何でも読む龍樹が、決して読まないジャンルの本があることに気付いた。映画やドラマの濡れ場を匂わすシーンで、嫌悪をむき出しにして席を立つようになったことに気付いたのは。
「しないっていうか、出来ないんじゃないかなぁ。」
そうしたのは、自分だ。
「…水樹だけの問題なら遠慮なく聞くんだけどね。」
水無瀬の言葉に、遠くへ飛んでいた意識を取り戻す。
一瞬考えて、その言葉の意味を正しく理解した。
「はいはい、どうせ俺は代用品ですよ」
「それでいいって言ったのは君だよ」
龍樹に意地悪したいときの代わり。龍樹のトラウマをほじくり返すことは、龍樹を傷付ける。

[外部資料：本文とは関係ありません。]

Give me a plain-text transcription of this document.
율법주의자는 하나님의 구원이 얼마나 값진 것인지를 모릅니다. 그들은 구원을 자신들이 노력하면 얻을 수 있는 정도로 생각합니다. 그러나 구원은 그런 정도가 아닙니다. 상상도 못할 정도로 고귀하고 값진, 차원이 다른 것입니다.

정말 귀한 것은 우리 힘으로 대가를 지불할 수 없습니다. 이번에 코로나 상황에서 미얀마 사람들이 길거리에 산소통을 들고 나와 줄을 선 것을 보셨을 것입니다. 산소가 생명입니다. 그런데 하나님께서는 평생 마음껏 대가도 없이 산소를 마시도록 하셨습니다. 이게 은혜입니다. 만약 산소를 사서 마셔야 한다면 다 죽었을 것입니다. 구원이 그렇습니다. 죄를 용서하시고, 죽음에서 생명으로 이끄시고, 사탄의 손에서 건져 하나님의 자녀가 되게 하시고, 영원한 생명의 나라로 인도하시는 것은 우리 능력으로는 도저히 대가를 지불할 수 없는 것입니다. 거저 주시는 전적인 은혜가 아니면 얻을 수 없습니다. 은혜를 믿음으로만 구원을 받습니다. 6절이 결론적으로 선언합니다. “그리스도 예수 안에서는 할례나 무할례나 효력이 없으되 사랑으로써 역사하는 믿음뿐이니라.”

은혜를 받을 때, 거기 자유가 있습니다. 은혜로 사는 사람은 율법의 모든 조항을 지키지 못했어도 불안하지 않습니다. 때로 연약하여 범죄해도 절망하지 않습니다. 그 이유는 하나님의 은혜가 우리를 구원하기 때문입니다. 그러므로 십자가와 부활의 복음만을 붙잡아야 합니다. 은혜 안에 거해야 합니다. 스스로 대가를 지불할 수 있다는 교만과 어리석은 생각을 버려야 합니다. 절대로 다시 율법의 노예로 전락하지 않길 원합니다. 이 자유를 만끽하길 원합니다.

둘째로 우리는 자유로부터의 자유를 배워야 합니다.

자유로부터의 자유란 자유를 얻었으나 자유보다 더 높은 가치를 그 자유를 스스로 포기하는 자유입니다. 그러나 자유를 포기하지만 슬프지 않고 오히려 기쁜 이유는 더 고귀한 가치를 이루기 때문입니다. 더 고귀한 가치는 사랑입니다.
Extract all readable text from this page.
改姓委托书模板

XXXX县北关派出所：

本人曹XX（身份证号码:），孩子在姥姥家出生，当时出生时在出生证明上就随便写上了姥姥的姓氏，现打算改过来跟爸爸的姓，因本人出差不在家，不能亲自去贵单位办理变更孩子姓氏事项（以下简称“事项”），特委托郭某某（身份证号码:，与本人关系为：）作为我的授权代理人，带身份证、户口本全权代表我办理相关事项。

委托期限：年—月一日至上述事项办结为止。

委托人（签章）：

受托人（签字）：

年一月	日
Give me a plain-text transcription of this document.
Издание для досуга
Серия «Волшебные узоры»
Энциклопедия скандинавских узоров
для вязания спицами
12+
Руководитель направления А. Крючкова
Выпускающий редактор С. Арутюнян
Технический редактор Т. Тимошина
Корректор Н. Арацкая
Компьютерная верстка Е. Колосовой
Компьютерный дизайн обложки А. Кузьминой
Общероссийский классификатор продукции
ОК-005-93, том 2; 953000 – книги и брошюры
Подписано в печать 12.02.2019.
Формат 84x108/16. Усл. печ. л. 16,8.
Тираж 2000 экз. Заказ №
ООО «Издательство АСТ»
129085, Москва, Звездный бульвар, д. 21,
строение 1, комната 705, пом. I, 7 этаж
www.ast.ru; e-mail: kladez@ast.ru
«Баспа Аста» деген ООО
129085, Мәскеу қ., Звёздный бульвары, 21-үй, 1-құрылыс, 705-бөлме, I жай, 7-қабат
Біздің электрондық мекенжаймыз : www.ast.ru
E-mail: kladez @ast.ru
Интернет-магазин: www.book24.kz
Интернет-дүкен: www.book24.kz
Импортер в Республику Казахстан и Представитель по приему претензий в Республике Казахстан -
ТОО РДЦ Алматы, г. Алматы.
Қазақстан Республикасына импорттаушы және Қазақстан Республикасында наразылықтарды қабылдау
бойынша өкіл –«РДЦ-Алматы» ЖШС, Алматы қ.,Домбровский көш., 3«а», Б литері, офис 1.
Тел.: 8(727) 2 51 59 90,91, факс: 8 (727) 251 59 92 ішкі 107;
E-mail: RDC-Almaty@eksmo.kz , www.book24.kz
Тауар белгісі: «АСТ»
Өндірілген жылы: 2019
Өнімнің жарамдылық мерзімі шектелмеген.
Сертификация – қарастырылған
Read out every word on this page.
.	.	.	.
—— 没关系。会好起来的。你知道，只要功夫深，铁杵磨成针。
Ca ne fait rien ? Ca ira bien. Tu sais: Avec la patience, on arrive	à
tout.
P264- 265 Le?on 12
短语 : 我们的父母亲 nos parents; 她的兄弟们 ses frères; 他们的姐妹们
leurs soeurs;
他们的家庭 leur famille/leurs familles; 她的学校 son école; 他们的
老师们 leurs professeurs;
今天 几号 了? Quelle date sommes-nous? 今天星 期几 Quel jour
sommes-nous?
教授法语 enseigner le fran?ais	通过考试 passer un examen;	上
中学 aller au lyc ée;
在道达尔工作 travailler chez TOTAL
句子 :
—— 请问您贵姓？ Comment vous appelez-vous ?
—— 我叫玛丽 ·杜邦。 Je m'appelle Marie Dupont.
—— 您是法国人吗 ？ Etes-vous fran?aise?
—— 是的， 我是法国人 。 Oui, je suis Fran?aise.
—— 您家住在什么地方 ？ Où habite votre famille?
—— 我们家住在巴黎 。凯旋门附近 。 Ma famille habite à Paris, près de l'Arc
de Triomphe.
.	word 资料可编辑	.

龍樹を傷付けることの出来ない水無瀬の憂さ晴らし。
「龍樹にこんなことできるわけないでしょ。」
龍樹を傷付けられないのは、水樹に嫌われたくないから。
屈折した、わかりにくい水無瀬の愛情。
水樹だけの問題なら聞けるのは、水樹は多少なら傷付けても離れていかないのを知っているから。
これもまた、屈折した水無瀬のわかりにくい信頼。
うなじに立てられた爪が、肌を少し突き破る。痛みとともに溢れるフェロモン。じわじわと脳を侵す性欲。
僅かに残る理性が問う。
水無瀬、今度は何に悩んでいるのと。
水無瀬が水樹を傷付けるような言動をするとき、それは水無瀬が何か壁にぶち当たったとき。
それは、屈折した水無瀬のわかりにくいSOSなのだ。